To answer the first question, any time that anybody is incarcerated for committing a criminal offence involving fraud, I would welcome that. I'm not an advocate of house arrest; it has to be institutional. But they should be included as well. And I think there should be a minimum with respect to fraud, because we all know in this room that all proceeds of crime enter, if you allow it, other criminal enterprise and activity. To me, if we can stop it at the source, certainly it would be advantageous. So no, I agree, and that should be the case as well.
In answer to the second question, the resources would be drawn from police officers who have the ability, the training, and the understanding of the Criminal Code in both criminal evidence and evidence management, and they would be drawn from across Canada for the purposes of setting up a national securities crime unit, independent and separate. So in each region one would be established and set up to work in harmony with the existing police resources and police services, yet they would be working directly with the victims of these crimes for the purposes of assessment, review, document preparation, and introduction into the police services having jurisdictional authority for the investigation.
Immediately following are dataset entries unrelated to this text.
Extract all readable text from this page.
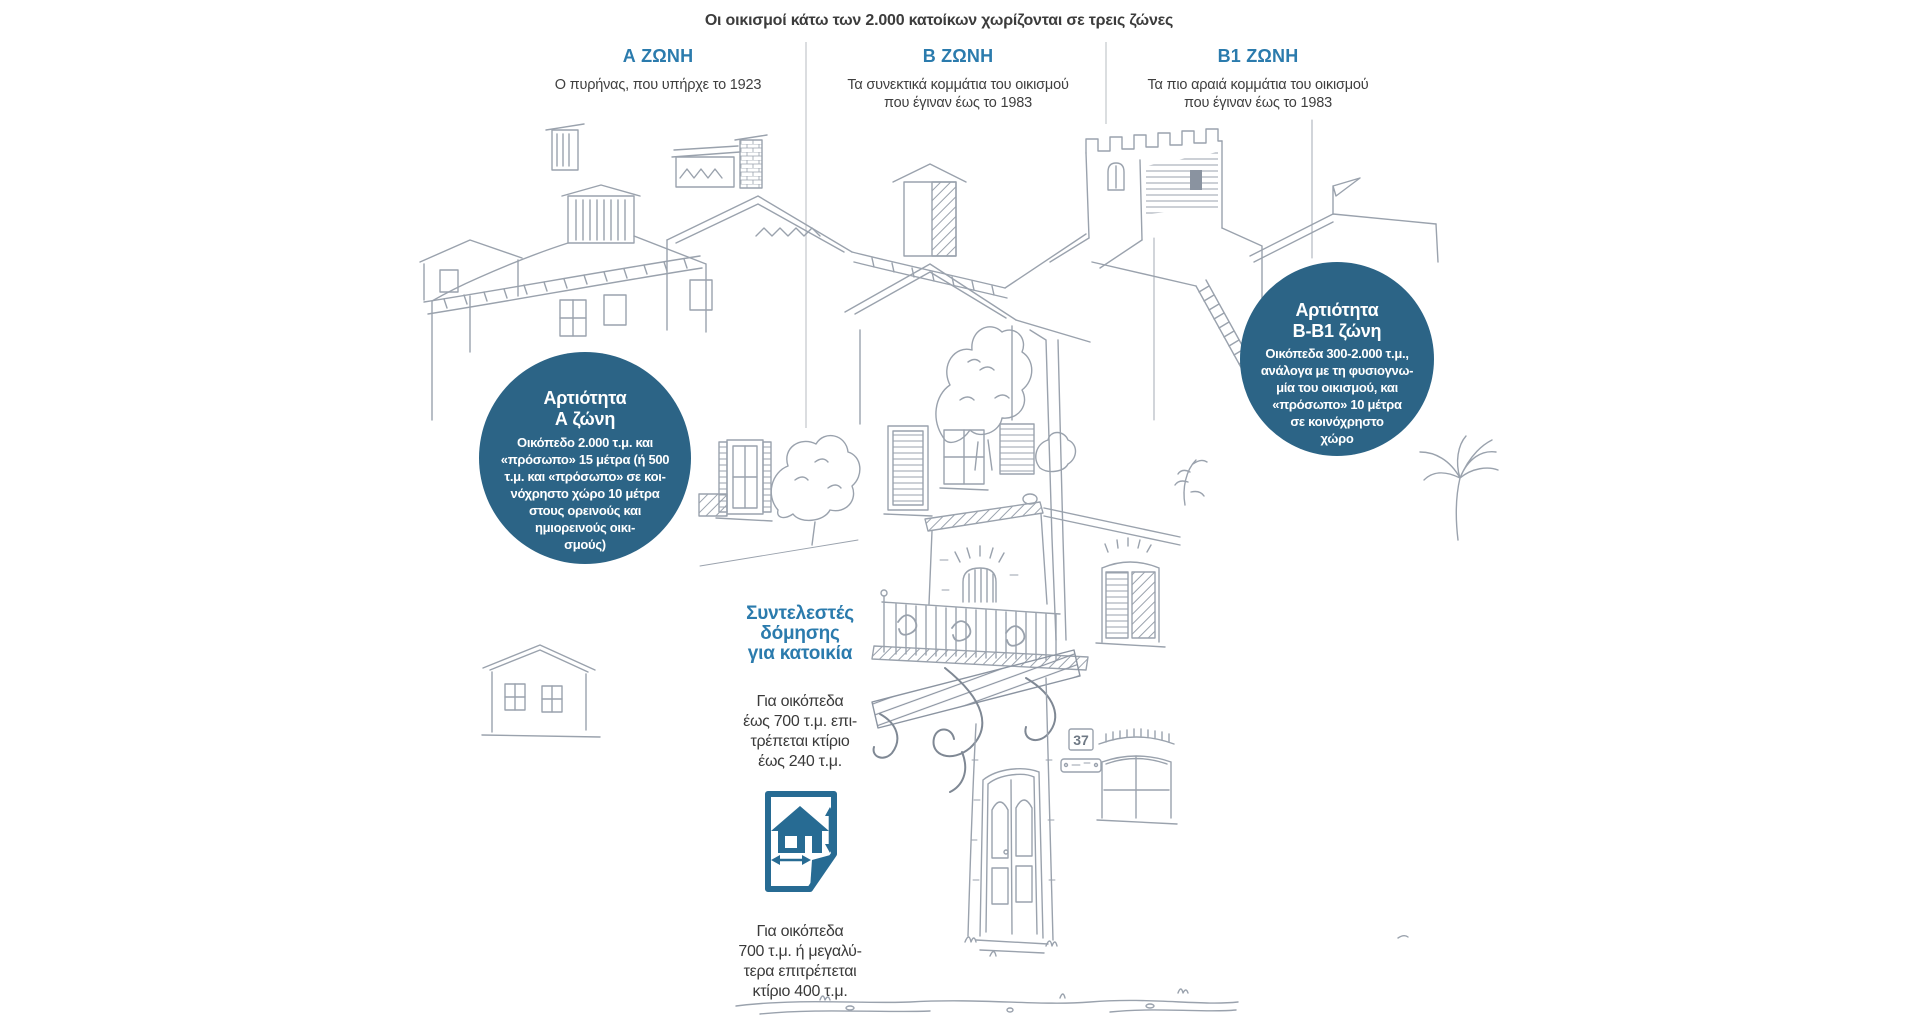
37
Οι οικισμοί κάτω των 2.000 κατοίκων χωρίζονται σε τρεις ζώνες
Α ΖΩΝΗ
Ο πυρήνας, που υπήρχε το 1923
Β ΖΩΝΗ
Τα συνεκτικά κομμάτια του οικισμού
που έγιναν έως το 1983
Β1 ΖΩΝΗ
Τα πιο αραιά κομμάτια του οικισμού
που έγιναν έως το 1983
Αρτιότητα
Α ζώνη
Οικόπεδο 2.000 τ.μ. και
«πρόσωπο» 15 μέτρα (ή 500
τ.μ. και «πρόσωπο» σε κοι-
νόχρηστο χώρο 10 μέτρα
στους ορεινούς και
ημιορεινούς οικι-
σμούς)
Αρτιότητα
Β-Β1 ζώνη
Οικόπεδα 300-2.000 τ.μ.,
ανάλογα με τη φυσιογνω-
μία του οικισμού, και
«πρόσωπο» 10 μέτρα
σε κοινόχρηστο
χώρο
Συντελεστές
δόμησης
για κατοικία
Για οικόπεδα
έως 700 τ.μ. επι-
τρέπεται κτίριο
έως 240 τ.μ.
Για οικόπεδα
700 τ.μ. ή μεγαλύ-
τερα επιτρέπεται
κτίριο 400 τ.μ.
You can take Toronto. With the current intake system that I had a major part in putting together, I had two people working there, and over the period of a year they would assess probably about a thousand occurrences, a thousand reports. This means that the two of them would have to assess each and every one of those reports before they were brought in.
So is it something that can be realistically accomplished? Yes, it is. But it all comes down to the resources of the people selected to perform the function. And I know there are people out there who have the ability to do this.